LIMITATIONS OF EXISTING RESEARCH

Although an increasing number of studies have explored the genetic and environmental mechanisms underlying ADHD symptom fluctuation-particularly G × E-findings remain inconsistent. These may partly reflect methodological challenges rather than true heterogeneity in symptom trajectories. Many studies rely on candidate gene approaches, which may fail to capture the polygenic nature of ADHD.

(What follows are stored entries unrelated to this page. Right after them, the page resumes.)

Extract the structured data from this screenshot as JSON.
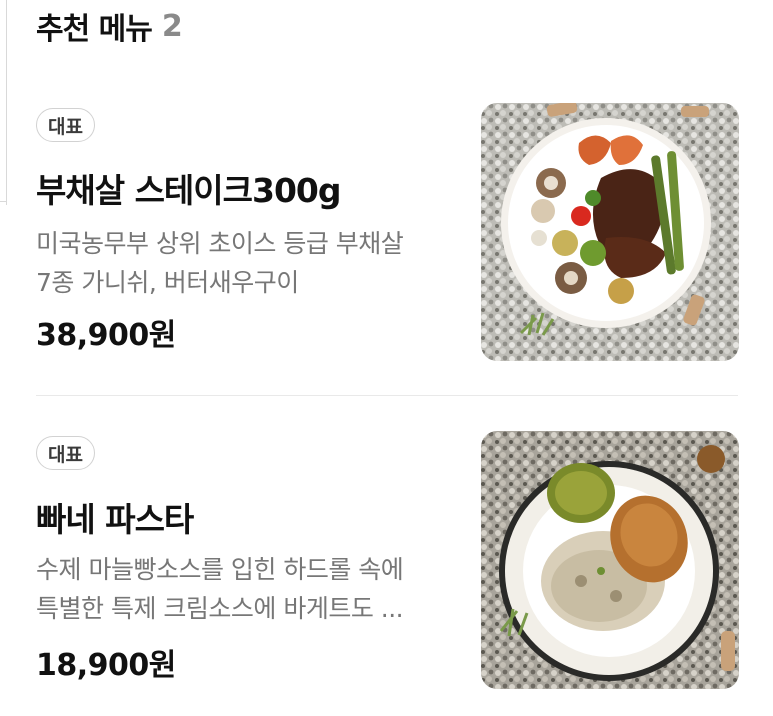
{
  "section": {
    "title": "추천 메뉴",
    "count": "2"
  },
  "menu": [
    {
      "badge": "대표",
      "name": "부채살 스테이크300g",
      "desc_lines": [
        "미국농무부 상위 초이스 등급 부채살",
        "7종 가니쉬, 버터새우구이"
      ],
      "price": "38,900원",
      "image_icon": "steak-plate-photo"
    },
    {
      "badge": "대표",
      "name": "빠네 파스타",
      "desc_lines": [
        "수제 마늘빵소스를 입힌 하드롤 속에",
        "특별한 특제 크림소스에 바게트도 ..."
      ],
      "price": "18,900원",
      "image_icon": "pasta-bread-bowl-photo"
    }
  ],
  "colors": {
    "text": "#111111",
    "muted": "#777777",
    "badge_border": "#d2d2d2",
    "divider": "#e9e9e9"
  }
}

Moreover, environmental exposures are often assessed retrospectively or at a single time point, with limited application of longitudinal and developmentally informed designs. This methodological constraint hinders a deeper understanding of the dynamic interplay between genetic and environmental influences over time. Although initial research has begun to link G × E effects to neurobiological mechanisms-such as brain network connectivity and neurotransmitter regulation-comprehensive, integrative models remain scarce.

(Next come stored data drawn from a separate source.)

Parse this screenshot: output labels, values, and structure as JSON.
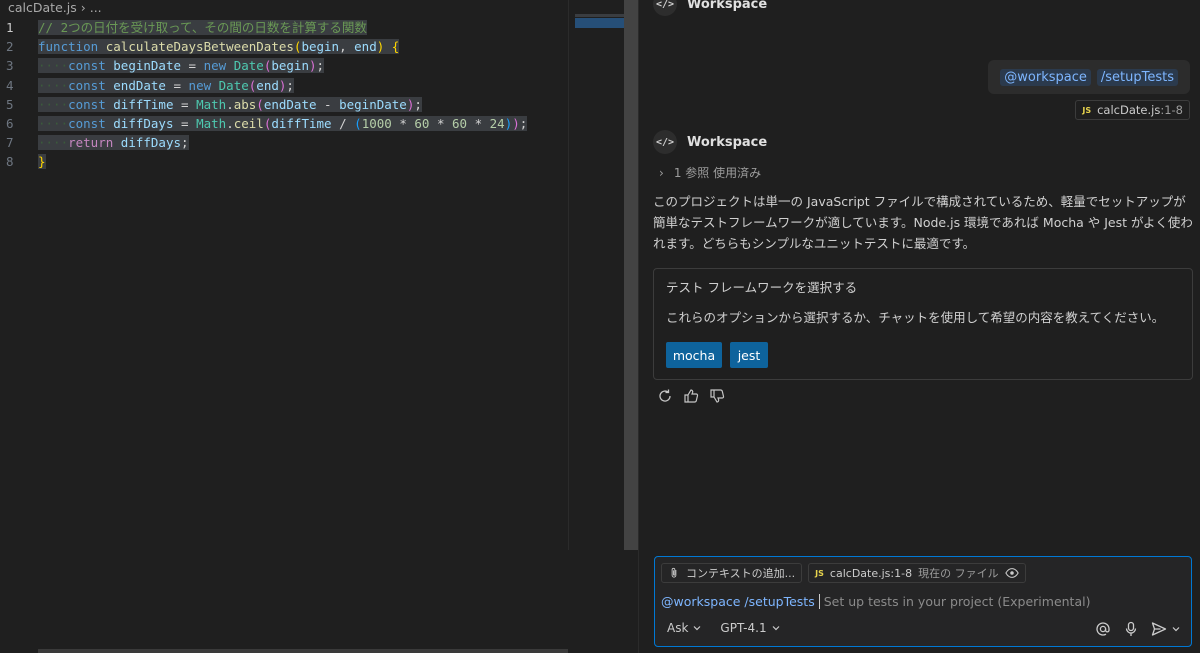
{
  "editor": {
    "breadcrumb": {
      "file": "calcDate.js",
      "more": "..."
    },
    "line_numbers": [
      "1",
      "2",
      "3",
      "4",
      "5",
      "6",
      "7",
      "8"
    ],
    "code": {
      "l1_comment": "// 2つの日付を受け取って、その間の日数を計算する関数",
      "kw_function": "function",
      "fn_name": "calculateDaysBetweenDates",
      "p_begin": "begin",
      "p_end": "end",
      "kw_const": "const",
      "v_beginDate": "beginDate",
      "v_endDate": "endDate",
      "v_diffTime": "diffTime",
      "v_diffDays": "diffDays",
      "kw_new": "new",
      "cls_Date": "Date",
      "cls_Math": "Math",
      "fn_abs": "abs",
      "fn_ceil": "ceil",
      "n1000": "1000",
      "n60": "60",
      "n24": "24",
      "kw_return": "return"
    }
  },
  "chat": {
    "top_agent": "Workspace",
    "user_message": {
      "agent": "@workspace",
      "command": "/setupTests"
    },
    "user_reference": {
      "lang": "JS",
      "file": "calcDate.js",
      "range": ":1-8"
    },
    "response_agent": "Workspace",
    "refs_used": "1 参照 使用済み",
    "answer": "このプロジェクトは単一の JavaScript ファイルで構成されているため、軽量でセットアップが簡単なテストフレームワークが適しています。Node.js 環境であれば Mocha や Jest がよく使われます。どちらもシンプルなユニットテストに最適です。",
    "choice": {
      "title": "テスト フレームワークを選択する",
      "description": "これらのオプションから選択するか、チャットを使用して希望の内容を教えてください。",
      "options": [
        "mocha",
        "jest"
      ]
    }
  },
  "input": {
    "add_context": "コンテキストの追加...",
    "current_file": {
      "lang": "JS",
      "file": "calcDate.js",
      "range": ":1-8",
      "label": "現在の ファイル"
    },
    "prompt_agent": "@workspace",
    "prompt_command": "/setupTests",
    "placeholder": "Set up tests in your project (Experimental)",
    "mode": "Ask",
    "model": "GPT-4.1"
  },
  "icons": [
    "chevron-right-icon",
    "code-icon",
    "js-icon",
    "retry-icon",
    "thumbs-up-icon",
    "thumbs-down-icon",
    "paperclip-icon",
    "eye-icon",
    "at-icon",
    "mic-icon",
    "send-icon",
    "chevron-down-icon"
  ]
}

In addition, the potential impact of emerging treatment strategies, such as nonstimulant medications and digital adherence tools, on symptom fluctuation remain largely unexplored. Taken together, these gaps highlight the need for more rigorous, developmentally sensitive, and multidimensional approaches to advance both theoretical frameworks and clinical applications in the field of ADHD.

CONCLUSION

ADHD symptomatology fluctuates dynamically across developmental stages, environmental contexts, and intervention strategies[64]. This fluctuation is not a pathological aberration but a core feature of the disorder. Such a perspective necessitates a shift away from static, typological diagnostic frameworks toward dynamic, trajectory-based models. Accordingly, future research and clinical practice should adopt an individualized, developmentally informed perspective through which ADHD may be understood as a neurodevelopmental condition evolving through ongoing gene–environment interactions.

In light of the above, in-depth analysis of the long-term outcomes associated with distinct symptom trajectories may offer critical insights for the development of precision interventions. Given the transient nature of remission in many cases, leveraging individualized temporal data could help detect early signals of symptom fluctuation, enabling sustained monitoring and timely response to relapse following remission[65].

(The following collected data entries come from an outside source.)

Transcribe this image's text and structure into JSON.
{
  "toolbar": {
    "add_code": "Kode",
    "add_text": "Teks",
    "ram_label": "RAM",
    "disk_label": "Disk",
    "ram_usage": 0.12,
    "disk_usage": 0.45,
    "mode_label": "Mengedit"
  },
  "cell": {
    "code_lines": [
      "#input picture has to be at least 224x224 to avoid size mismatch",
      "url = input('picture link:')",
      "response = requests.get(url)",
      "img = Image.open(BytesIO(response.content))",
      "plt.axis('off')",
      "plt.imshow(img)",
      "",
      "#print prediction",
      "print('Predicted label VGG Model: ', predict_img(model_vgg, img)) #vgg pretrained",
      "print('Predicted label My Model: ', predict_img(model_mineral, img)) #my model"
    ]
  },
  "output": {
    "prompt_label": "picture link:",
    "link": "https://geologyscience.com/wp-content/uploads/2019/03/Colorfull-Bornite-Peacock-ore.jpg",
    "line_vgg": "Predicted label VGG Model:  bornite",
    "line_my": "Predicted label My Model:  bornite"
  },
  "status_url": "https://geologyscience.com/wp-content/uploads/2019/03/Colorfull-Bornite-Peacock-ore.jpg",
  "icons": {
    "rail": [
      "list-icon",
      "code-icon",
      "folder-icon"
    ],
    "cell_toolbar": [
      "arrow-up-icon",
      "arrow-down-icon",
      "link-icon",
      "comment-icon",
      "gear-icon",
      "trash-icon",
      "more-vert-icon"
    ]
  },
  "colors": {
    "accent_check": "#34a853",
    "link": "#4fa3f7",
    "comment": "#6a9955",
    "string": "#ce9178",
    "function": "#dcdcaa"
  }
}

In the context of fluctuating ADHD presentations, it is imperative to identify the factors that modulate phenotypic expression and to conceptualize the fit between the individual and their environment as a key framework for long-term assessment and intervention[6]. Accordingly, clinical strategies should extend beyond symptom reduction to enhance the development of regulatory capacity and remain adaptable to state-dependent needs. This requires flexible adjustment of intervention intensity and modality in alignment with each individual’s developmental trajectory.

The development of future longitudinal research models is increasingly necessary to integrate biological, psychosocial, and ecological variables. A comprehensive understanding of the temporal complexity of ADHD may be key to shifting from static management toward more dynamic, precise, and individualized approaches to intervention.